The Church of the Ascension’s pastor said he often reflects on how challenging a life of discipleship can be, filled with distractions and responsibilities. But being a “eucharistic person” means having “the realization that it’s really less to do with us and more about who it is we’ve received and who we’re becoming — that allows us to kind of step away from the expectation and the monumental task that we are challenged with.”
Priests in particular are called to be representatives of Christ in a way that feeds people spiritually and literally, Father Carrico said. And the National Eucharistic Revival reminds him of his role in the sacrament.
“As individuals come forward to receive the Eucharist, I’m not only providing for them spiritually but also in a physical sort of way,” he said. “When we as priests talk about and recite the words of Jesus at the Last Supper, we are recognizing that he gave his body and that in that way we as priests also give ourselves.”
Father Carrico said his parish priest, the late Father John Dickman who served at St.

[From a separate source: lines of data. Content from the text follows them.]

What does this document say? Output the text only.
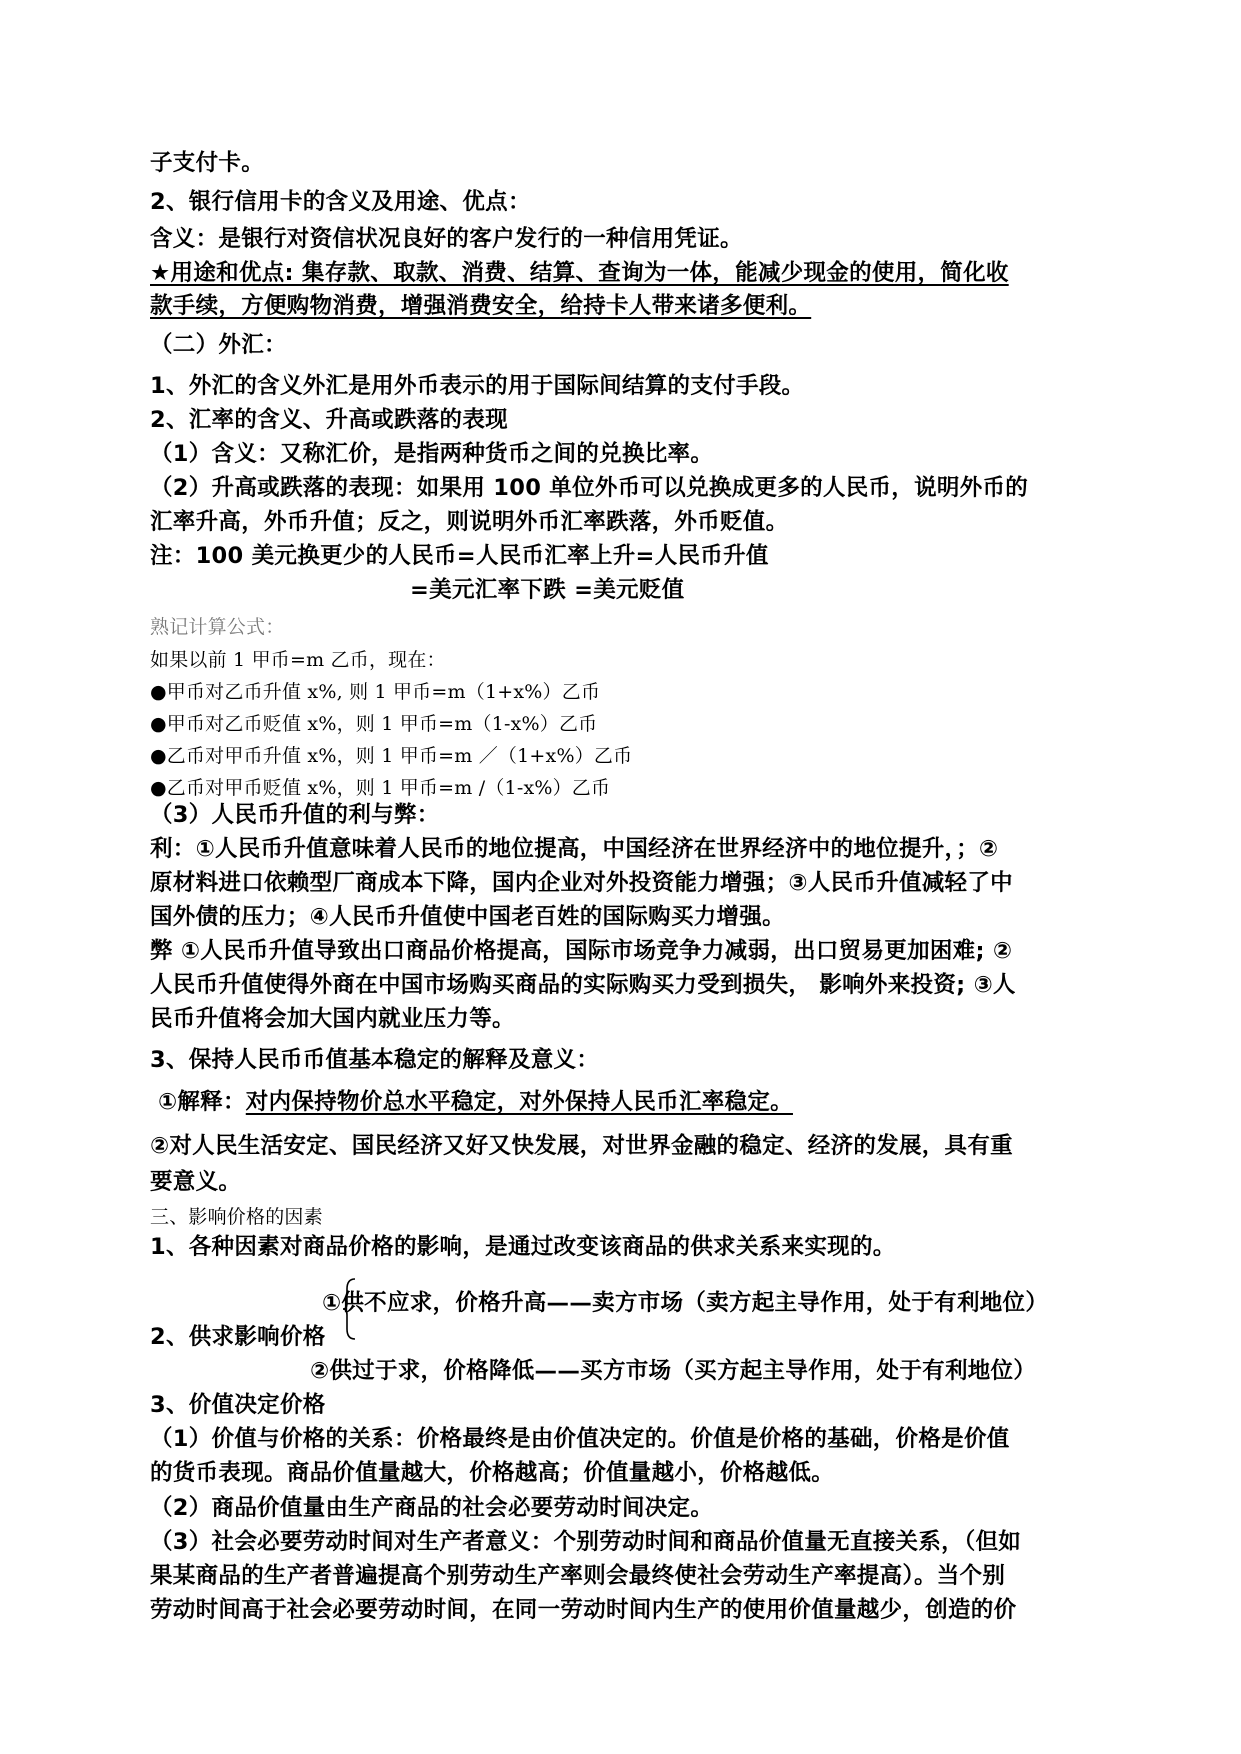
子支付卡。
2、银行信用卡的含义及用途、优点：
含义：是银行对资信状况良好的客户发行的一种信用凭证。
★用途和优点: 集存款、取款、消费、结算、查询为一体，能减少现金的使用，简化收
款手续，方便购物消费，增强消费安全，给持卡人带来诸多便利。
（二）外汇：
1、外汇的含义外汇是用外币表示的用于国际间结算的支付手段。
2、汇率的含义、升高或跌落的表现
（1）含义：又称汇价，是指两种货币之间的兑换比率。
（2）升高或跌落的表现：如果用 100 单位外币可以兑换成更多的人民币，说明外币的
汇率升高，外币升值；反之，则说明外币汇率跌落，外币贬值。
注：100 美元换更少的人民币=人民币汇率上升=人民币升值
=美元汇率下跌 =美元贬值
熟记计算公式：
如果以前 1 甲币=m 乙币，现在：
●甲币对乙币升值 x%, 则 1 甲币=m（1+x%）乙币
●甲币对乙币贬值 x%，则 1 甲币=m（1-x%）乙币
●乙币对甲币升值 x%，则 1 甲币=m ／（1+x%）乙币
●乙币对甲币贬值 x%，则 1 甲币=m /（1-x%）乙币
（3）人民币升值的利与弊：
利：①人民币升值意味着人民币的地位提高，中国经济在世界经济中的地位提升，；②
原材料进口依赖型厂商成本下降，国内企业对外投资能力增强；③人民币升值减轻了中
国外债的压力；④人民币升值使中国老百姓的国际购买力增强。
弊 ①人民币升值导致出口商品价格提高，国际市场竞争力减弱，出口贸易更加困难; ②
人民币升值使得外商在中国市场购买商品的实际购买力受到损失， 影响外来投资; ③人
民币升值将会加大国内就业压力等。
3、保持人民币币值基本稳定的解释及意义：
①解释：对内保持物价总水平稳定，对外保持人民币汇率稳定。
②对人民生活安定、国民经济又好又快发展，对世界金融的稳定、经济的发展，具有重
要意义。
三、影响价格的因素
1、各种因素对商品价格的影响，是通过改变该商品的供求关系来实现的。
①供不应求，价格升高——卖方市场（卖方起主导作用，处于有利地位）
2、供求影响价格
②供过于求，价格降低——买方市场（买方起主导作用，处于有利地位）
3、价值决定价格
（1）价值与价格的关系：价格最终是由价值决定的。价值是价格的基础，价格是价值
的货币表现。商品价值量越大，价格越高；价值量越小，价格越低。
（2）商品价值量由生产商品的社会必要劳动时间决定。
（3）社会必要劳动时间对生产者意义：个别劳动时间和商品价值量无直接关系，（但如
果某商品的生产者普遍提高个别劳动生产率则会最终使社会劳动生产率提高）。当个别
劳动时间高于社会必要劳动时间，在同一劳动时间内生产的使用价值量越少，创造的价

Aloysius Church in Pewee Valley, Ky., serves as a role model for him and demonstrated what a eucharistic-minded priest looks like.
Father Dickman had Parkinson’s disease, a brain disorder that causes uncontrollable movements, difficulty with balance and coordination, and shaking.
“The whole combination of the priest’s hands and offering the Eucharist and his vulnerability but also his joy expressed through that suffering was really such a powerful experience for me in my younger years,” Father Carrico said. “The way in which he was able to live the Eucharist even in that suffering was such an inspiration to many, I’m sure.”

Over the past several decades, Father Carrico said, “a lot of trust has eroded in priests,” and while he understands where that comes from, he wonders how it impacts peoples’ belief in the sacrament.
“I think we have to be challenged to recognize that we won’t have a true understanding of the Eucharist or of what the Eucharist calls us to become if we don’t also enter into the difficulty of seeking who the priest is meant to be and the belief in what he is able to do by his ordination.”
As a Catholic priest, Father Carrico sees the Eucharist as central to his life because receiving the Eucharist is “an invitation to become so infused by what we receive that we become more like him who we receive and are called upon to follow.”
It speaks directly to other aspects of his priesthood vows, such as celibacy, he said.
“We are giving ourselves to God and also to the church as whole persons with everything that we bring — our faults and failings but also our joy and our hope and our love for Christ and the church,” he said. “In that, we are putting all of that on the altar and inviting others to do the same.”